ITINERARIO: questo è stato il nostro migliore itinerario che potessimo stilare in 11 giorni voli intercontinentali compresi, cioè 4 giorni pieni di on the road e 5 giorni pieni in Riviera Maya. Fossimo stati solo io e mio marito in realtà avremmo inserito molto altro, ma con una bambina piccola al suo primo on the road (e i nonni!) abbiamo preferito fare poche cose ma fatte bene.

GUIDARE IN MESSICO: la patente internazionale non è richiesta. Guidare sulle principali strade dello Yucatan è molto semplice, ribadisco il consiglio di preferire le autostrade dove possibile. Lungo le carreteras ci sono alcuni posti di blocco della polizia: basta rallentare, fermarsi un attimo al segnale di stop (alto) e poi ripartire. Nessuno ci ha mai fermati e, nonostante certe brutte cose lette sul Messico in Italia, non abbiamo mai avuto sentori di insicurezza o pericolo. In macchina occhi aperti e attenzione ai topes, micidiali dossi rallentatori, alcuni esageratamente alti, altri non segnalati e altri ancora posizionati in punti inimmaginabili. Le assicurazioni dei noleggi auto non coprono i danni sotto il veicolo.

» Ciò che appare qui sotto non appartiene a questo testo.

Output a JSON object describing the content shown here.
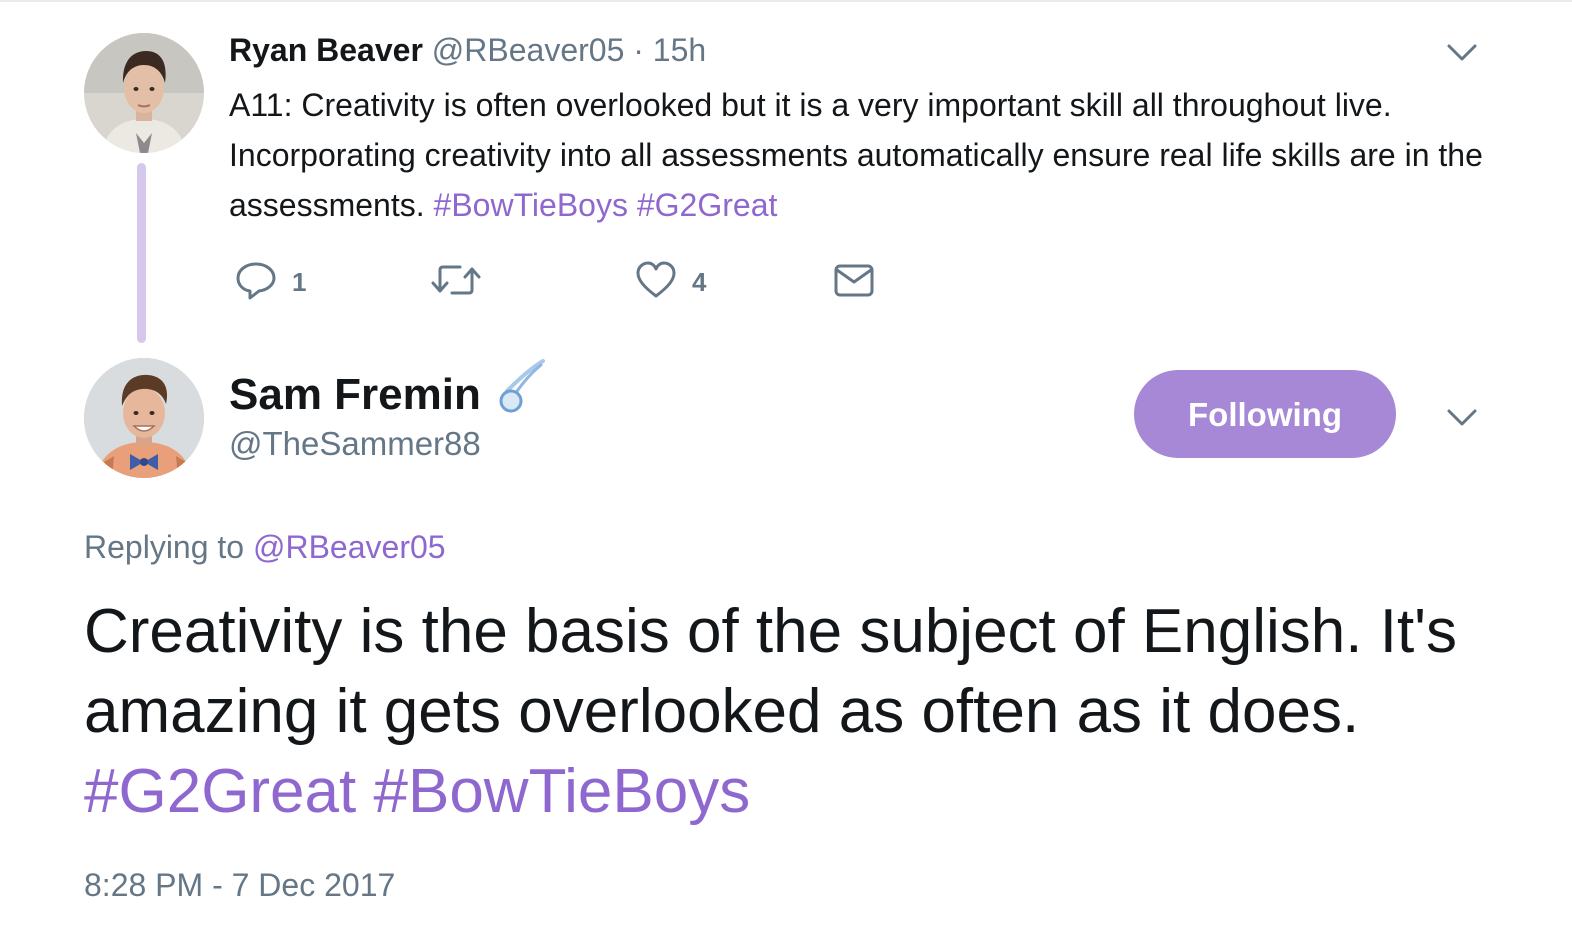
{
  "parent_tweet": {
    "author_name": "Ryan Beaver",
    "author_handle": "@RBeaver05",
    "separator": "·",
    "time_ago": "15h",
    "text": "A11: Creativity is often overlooked but it is a very important skill all throughout live. Incorporating creativity into all assessments automatically ensure real life skills are in the assessments.",
    "hashtags": [
      "#BowTieBoys",
      "#G2Great"
    ],
    "actions": {
      "reply_icon": "reply-icon",
      "reply_count": "1",
      "retweet_icon": "retweet-icon",
      "like_icon": "heart-icon",
      "like_count": "4",
      "dm_icon": "envelope-icon"
    }
  },
  "tweet": {
    "author_name": "Sam Fremin",
    "author_badge_icon": "comet-icon",
    "author_handle": "@TheSammer88",
    "follow_button_label": "Following",
    "replying_prefix": "Replying to",
    "replying_handle": "@RBeaver05",
    "text": "Creativity is the basis of the subject of English. It's amazing it gets overlooked as often as it does.",
    "hashtags": [
      "#G2Great",
      "#BowTieBoys"
    ],
    "timestamp": "8:28 PM - 7 Dec 2017"
  },
  "colors": {
    "accent": "#8f68cf",
    "follow_button": "#a688d7",
    "thread_line": "#d5c8ea",
    "muted_text": "#657786",
    "text": "#14171a"
  }
}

BAMBINI: prima di partire in tanti mi avevano dato della pazza per voler portare mia figlia a 2 anni nel pericolosissimo Messico, addirittura girando da soli in macchina. E invece il tour, scegliendo le rotte turistiche più battute, è stato a prova di bambina, gli spostamenti in auto sono stati brevi (in media 2 ore), i siti archeologici fattibili anche col passeggino (meglio se da trekking, il nostro però era di quelli leggeri a ruote piccole e lo abbiamo portato ovunque). Alice si è divertita tantissimo, ha camminato più di quanto immaginassi e ancora adesso ricorda con orgoglio le “piramidi alte alte”, i “bimbi messicani” e le “iguane grandi” (tutte sue citazioni).

Sono tornata a casa ancora più convinta che viaggiare sia uno dei doni più preziosi che possiamo fare ai nostri figli.